List<Columns> combinedResults = wheres.reduce(Where.or().batch(
        1000, 
        batch -> dao.select(commonCriteria.and(batch)
      ) /* Returns List<Columns> for each batch */ )
      .flatMap(List::stream) // Combine each batch somewhere
      .collect(Collectors.toList());

That might be a nice feature.


#6

Maybe this is developing in a direction of a too-awesome crutch, when really, hrorm just needs to learn to walk.

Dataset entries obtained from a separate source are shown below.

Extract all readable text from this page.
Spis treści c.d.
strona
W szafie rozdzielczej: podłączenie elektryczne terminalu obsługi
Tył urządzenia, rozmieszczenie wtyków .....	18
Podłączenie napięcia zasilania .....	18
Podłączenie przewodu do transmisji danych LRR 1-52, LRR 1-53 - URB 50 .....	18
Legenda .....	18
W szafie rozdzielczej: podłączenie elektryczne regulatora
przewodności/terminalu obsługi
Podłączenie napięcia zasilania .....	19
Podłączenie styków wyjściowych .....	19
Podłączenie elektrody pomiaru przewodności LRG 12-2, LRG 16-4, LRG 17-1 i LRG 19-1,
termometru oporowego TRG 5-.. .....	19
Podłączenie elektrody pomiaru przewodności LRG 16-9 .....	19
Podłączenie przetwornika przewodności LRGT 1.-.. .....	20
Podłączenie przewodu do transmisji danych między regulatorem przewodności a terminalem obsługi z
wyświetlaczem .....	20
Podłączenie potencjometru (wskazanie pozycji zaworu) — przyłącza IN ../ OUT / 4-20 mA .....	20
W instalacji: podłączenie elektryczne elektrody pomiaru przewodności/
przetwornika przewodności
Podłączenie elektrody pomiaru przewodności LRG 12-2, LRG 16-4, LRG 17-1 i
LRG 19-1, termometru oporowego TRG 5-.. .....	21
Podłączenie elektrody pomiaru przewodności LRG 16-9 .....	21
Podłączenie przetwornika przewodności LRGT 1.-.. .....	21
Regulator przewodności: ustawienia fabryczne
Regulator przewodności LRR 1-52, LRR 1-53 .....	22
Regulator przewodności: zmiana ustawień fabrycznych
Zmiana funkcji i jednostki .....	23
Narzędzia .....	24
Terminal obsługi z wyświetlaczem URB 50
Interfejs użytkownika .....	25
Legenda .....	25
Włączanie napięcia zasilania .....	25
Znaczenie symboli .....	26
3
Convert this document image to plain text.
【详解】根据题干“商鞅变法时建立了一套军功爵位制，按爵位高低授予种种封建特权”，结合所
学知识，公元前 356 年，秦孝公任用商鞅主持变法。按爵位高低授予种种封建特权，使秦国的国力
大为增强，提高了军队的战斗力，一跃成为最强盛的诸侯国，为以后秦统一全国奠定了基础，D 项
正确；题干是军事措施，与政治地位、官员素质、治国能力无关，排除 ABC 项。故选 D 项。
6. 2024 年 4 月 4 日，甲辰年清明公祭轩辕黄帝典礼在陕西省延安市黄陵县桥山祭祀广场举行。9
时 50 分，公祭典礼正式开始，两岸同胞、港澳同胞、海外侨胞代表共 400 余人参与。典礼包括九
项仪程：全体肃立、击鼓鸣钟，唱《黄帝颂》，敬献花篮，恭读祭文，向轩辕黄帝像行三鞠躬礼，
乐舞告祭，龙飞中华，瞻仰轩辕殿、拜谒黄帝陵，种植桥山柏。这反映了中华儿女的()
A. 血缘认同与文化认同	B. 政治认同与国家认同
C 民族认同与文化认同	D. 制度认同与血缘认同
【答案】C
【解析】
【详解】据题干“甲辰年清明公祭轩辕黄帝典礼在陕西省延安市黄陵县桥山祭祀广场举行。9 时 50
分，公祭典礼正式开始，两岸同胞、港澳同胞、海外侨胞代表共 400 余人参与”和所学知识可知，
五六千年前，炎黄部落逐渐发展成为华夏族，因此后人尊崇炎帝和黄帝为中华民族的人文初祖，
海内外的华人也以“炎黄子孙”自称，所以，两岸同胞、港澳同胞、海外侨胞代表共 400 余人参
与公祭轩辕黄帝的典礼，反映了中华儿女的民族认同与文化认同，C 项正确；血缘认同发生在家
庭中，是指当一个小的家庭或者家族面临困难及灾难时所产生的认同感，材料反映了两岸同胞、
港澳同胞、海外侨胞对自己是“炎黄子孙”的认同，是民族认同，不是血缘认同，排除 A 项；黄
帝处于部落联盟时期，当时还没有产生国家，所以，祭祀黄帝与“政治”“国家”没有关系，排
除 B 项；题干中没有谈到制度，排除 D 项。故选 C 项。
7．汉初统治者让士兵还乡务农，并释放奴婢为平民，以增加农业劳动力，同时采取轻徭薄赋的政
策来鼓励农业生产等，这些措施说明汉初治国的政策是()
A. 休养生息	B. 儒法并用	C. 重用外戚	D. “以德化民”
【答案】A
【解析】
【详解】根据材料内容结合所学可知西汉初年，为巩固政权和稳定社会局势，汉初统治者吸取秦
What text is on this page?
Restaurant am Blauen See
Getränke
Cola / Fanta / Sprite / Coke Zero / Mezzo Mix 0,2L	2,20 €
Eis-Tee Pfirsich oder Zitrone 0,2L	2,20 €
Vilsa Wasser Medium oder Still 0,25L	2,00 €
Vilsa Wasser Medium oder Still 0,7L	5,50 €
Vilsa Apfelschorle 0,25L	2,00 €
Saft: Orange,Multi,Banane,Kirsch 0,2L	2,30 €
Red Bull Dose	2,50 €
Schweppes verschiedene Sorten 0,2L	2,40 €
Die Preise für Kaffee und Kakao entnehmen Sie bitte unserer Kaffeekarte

I tried a crack at implementing IN clauses. It’s just a trial for now, since it does not have NOT in, and you have to duplicate some type information, but it’s a thing. Now this test passes:

    @Test
    public void testInClauseWithInts() {
        helper.useConnection(connection -> {
            Dao<Columns> dao = daoBuilder().buildDao(connection);

            for(long idx=1; idx<=10; idx++){
                Columns columns = new Columns();
                columns.setIntegerThing(idx);
                dao.insert(columns);
            }
        });

        helper.useConnection(connection -> {
            Dao<Columns> dao = daoBuilder().buildDao(connection);

            List<Long> toFind = Arrays.asList(3L,7L,8L);
            List<Columns> columns = dao.select(new Where("integer_column", GenericColumn.LONG, toFind));
            List<Long> found = columns.stream().map(Columns::getIntegerThing).collect(Collectors.toList());
            AssertHelp.sameContents(toFind, found);
        });
    }

Maybe this is a better direction.

Code is at:


#7

IN will have similar limits in number of valid arguments, its functionally no different than chaining OR in most driver implementations. I’ll take a look at the code.


#8

I just merged the code into master.

The limits are whatever the underlying RDBMS supplies, as you say, but I think just directly supporting IN and NOT IN makes much more sense than fancy ways to construct compound OR statements.


#9

That’s it, in a nutshell.

Great on this getting in, I can now upgrade and eliminate alot of code where I manually was doing this OR assembly myself.